The doc *should* explain to her that the nicotine patches aren't just used for smoking cessation; they can also be used by folks with no intention of quitting, just to keep them from having nicotine fits. They actually work pretty well, until you get up to 2 1/2 or 3 PPD smokers. Then apparently nothing much helps but time. Another option might be a gadget that looks like a cigarette holder that they actually "inhale" nicotine from. That could be a reasonable alternative in this situation.

Be careful......If she wants to go smoke, she will go smoke, whether "A NURSE" is with her or not. Don't know what type of disease she has but it doesn't sound like she should be going off without someone...we are liable while she is in our facility and under our care (just food for thought).

Specializes in Med/Surg, ER, L&D, ICU, OR, Educator.

I have told a patient's family who is asking if he can get a wheel chair to go out to smoke (granted, he had a hemorrhoidectomy, has a PCA he is maxed out on, and has refused to use anything but a urinal at 34 years old) that if he cannot walk himself out to do so, then no...I was sure that the doc would worry about his lung functions. Of course you all know how quickly he recovered his powers of self-locomotion.

Specializes in Geriatrics/Oncology/Psych/College Health.

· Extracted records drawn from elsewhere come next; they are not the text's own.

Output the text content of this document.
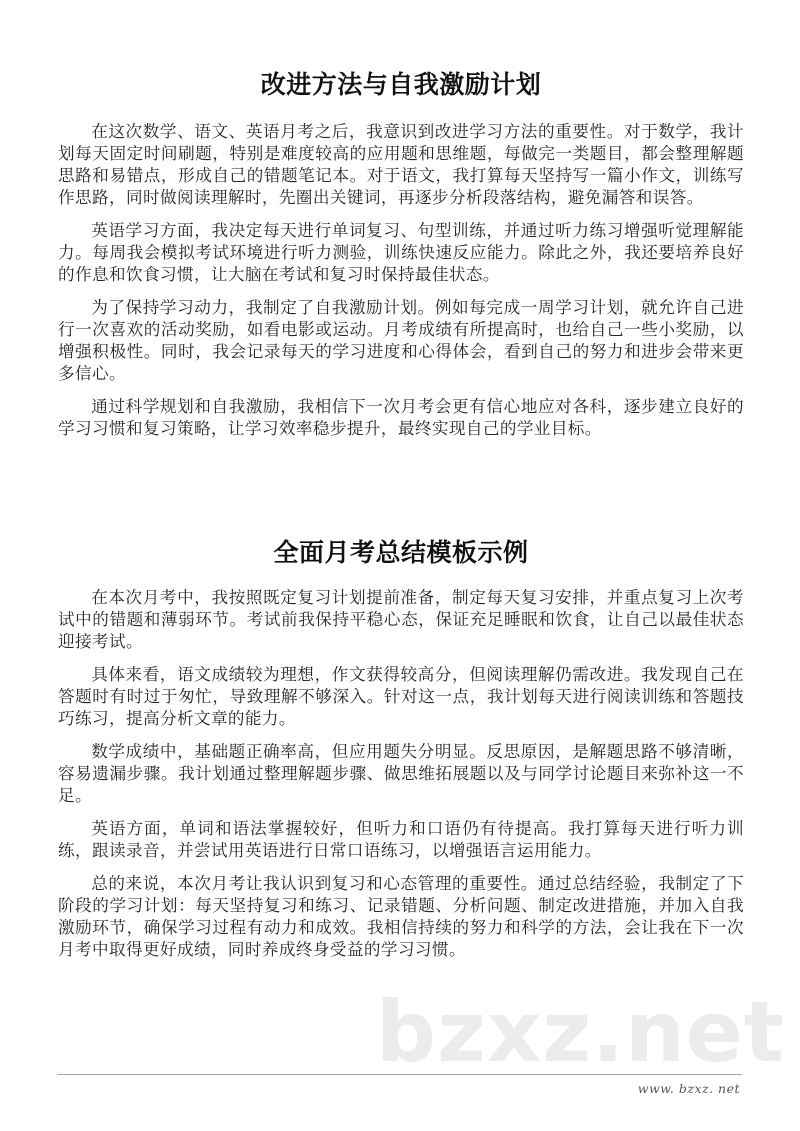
改进方法与自我激励计划

在这次数学、语文、英语月考之后，我意识到改进学习方法的重要性。对于数学，我计划每天固定时间刷题，特别是难度较高的应用题和思维题，每做完一类题目，都会整理解题思路和易错点，形成自己的错题笔记本。对于语文，我打算每天坚持写一篇小作文，训练写作思路，同时做阅读理解时，先圈出关键词，再逐步分析段落结构，避免漏答和误答。

英语学习方面，我决定每天进行单词复习、句型训练，并通过听力练习增强听觉理解能力。每周我会模拟考试环境进行听力测验，训练快速反应能力。除此之外，我还要培养良好的作息和饮食习惯，让大脑在考试和复习时保持最佳状态。

为了保持学习动力，我制定了自我激励计划。例如每完成一周学习计划，就允许自己进行一次喜欢的活动奖励，如看电影或运动。月考成绩有所提高时，也给自己一些小奖励，以增强积极性。同时，我会记录每天的学习进度和心得体会，看到自己的努力和进步会带来更多信心。

通过科学规划和自我激励，我相信下一次月考会更有信心地应对各科，逐步建立良好的学习习惯和复习策略，让学习效率稳步提升，最终实现自己的学业目标。

全面月考总结模板示例

在本次月考中，我按照既定复习计划提前准备，制定每天复习安排，并重点复习上次考试中的错题和薄弱环节。考试前我保持平稳心态，保证充足睡眠和饮食，让自己以最佳状态迎接考试。

具体来看，语文成绩较为理想，作文获得较高分，但阅读理解仍需改进。我发现自己在答题时有时过于匆忙，导致理解不够深入。针对这一点，我计划每天进行阅读训练和答题技巧练习，提高分析文章的能力。

数学成绩中，基础题正确率高，但应用题失分明显。反思原因，是解题思路不够清晰，容易遗漏步骤。我计划通过整理解题步骤、做思维拓展题以及与同学讨论题目来弥补这一不足。

英语方面，单词和语法掌握较好，但听力和口语仍有待提高。我打算每天进行听力训练，跟读录音，并尝试用英语进行日常口语练习，以增强语言运用能力。

总的来说，本次月考让我认识到复习和心态管理的重要性。通过总结经验，我制定了下阶段的学习计划：每天坚持复习和练习、记录错题、分析问题、制定改进措施，并加入自我激励环节，确保学习过程有动力和成效。我相信持续的努力和科学的方法，会让我在下一次月考中取得更好成绩，同时养成终身受益的学习习惯。

bzxz.net
www. bzxz. net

Level2 - good point - if this patient had any ability to move herself then I'm sure she'd be trying to sneak out. I would (with other staff members) have to physically lift her OOB and into a *GERICHAIR* and roll her down to the room, light her cigarette and probably hold it for her, too, for safety's sake (she has multiple scars on her legs from dropping cigs on herself at home (fine motor and peripheral sensory problems.) (BTW - saw the post about the fireproof aprons - I *will* mention this to the pt for when she goes home...)

Cecell - had to lol at your post. The knowledge of the opening of the smoke room in the morning has raised more dead from bed on our unit than Jesus.